Being employed here as a non-EU citizen, from the global south, I have experienced the immigration system disadvantaging me in many ways.
Triangulated by the work permit, immigration card (GNIB or IRP) and the famously infamous re-entry visa (recently withdrawn) the immigration system disadvantages the non-EU global south citizen who wishes to travel to Europe or the UK.
The requirement to have three-months validity of the GNIB card after one’s return in order to be eligible for the Schengen or the UK visa means that people with three months left in their immigration cards cannot travel outside Ireland.
All the professional opportunities during that period become lost opportunities. One might wonder why these cards are not renewed three months prior to expiry, instead of the current arrangement whereby you can only renew the cards two weeks prior to expiry.
As a result, the cumulative loss of those opportunities is a real and tangible loss imposed by the immigration system on the non-EU global south academic working and living in Ireland. There are also many other unspoken experiences, untold hardships and undocumented disadvantages silently suffered by the immigrant and ethnic minority staff and students in the university.

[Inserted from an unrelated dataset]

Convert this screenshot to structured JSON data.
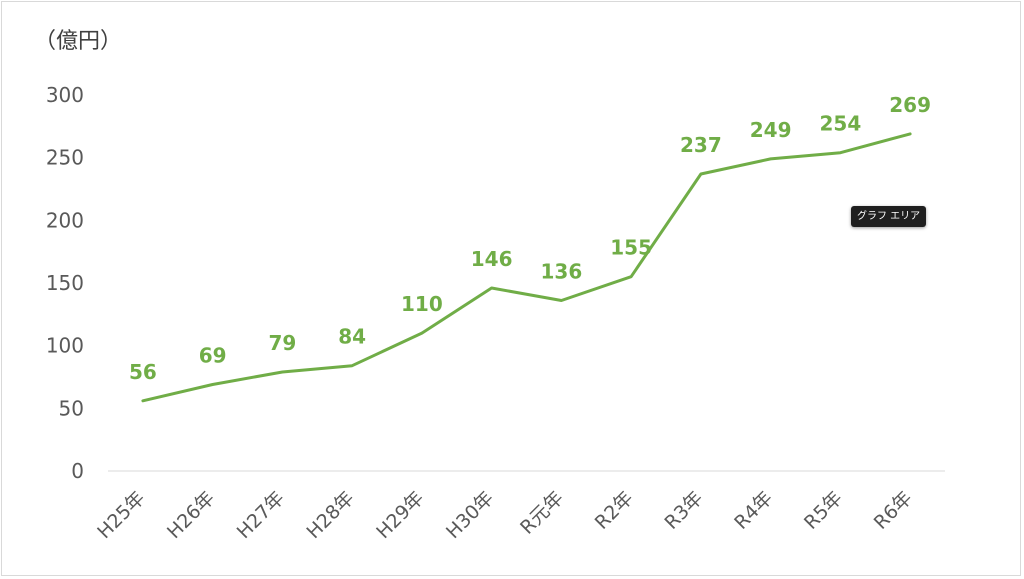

While that is external, government policy, the University, championing equality and diversity, can change the environment within.
The University has a responsibility to its immigrant and minority ethnic staff and students to level the unequal playing field. We have an obligation under S(42) IHREC Act 2014 to assess human rights and equality issues and to put plans and actions in place to address those issues, with an ongoing programme of scrutiny and recalibration of such policies.
One difficulty facing us is the lack of hard evidence in this domain. This lack of data highlights the deeply embedded nature of the structural inequalities that permeate the system. This is hardly surprising. Data gathering in the domain of social science is influenced by which lens or conceptual framework or ideology frames one’s view of the world.
In economics, for example, there is very little data on women’s unpaid care work as part of standard economics statistics. This information is not currently gathered by Central Statistics Office (CSO) and other organisations because the informing economic principles do not recognise or frame women’s unpaid care work at home as economic “data”, as it is perceived as not adding value to the economy.
So, the exclusion of women’s unpaid care work data from the standard economic statistics is a consequence of the way the patriarchal ideology frames our views about the economy.
This is where we as the university community need to reflect, and act. The status quo does not reflect our stated values. We must go beyond showing solidarity in condemning structural racism and engage in a self-critical process of understanding to uncover how structures and processes perpetuate unequal opportunities and outcomes for people of colour and minority ethnic academics, professional staff, and students.
Our values should give us the strength, courage, and wisdom to look beyond the ephemeral benefits offered by the incentives-based approach and work towards a more substantive and transformative change.
References
Lorde, Audrey. (2007). Sister Outsider: Essays and Speeches (2nd ed.). New York: Crossing Press.
Elson, Diane. (1995). Male bias in the development process. Manchester University Press.
Folbre, Nancy. (1982). Exploitation comes home: a critique of the Marxian theory of family labour. Cambridge Journal of Economics, 6(4), 317-329.
Miles, Angela. (1983). Economism and Feminism: Hidden in the Household A Comment on the Domestic Labour Debate. Studies in Political Economy, 11(1), 197-209.
United Nation Development Programme. (1995). Human Development Report.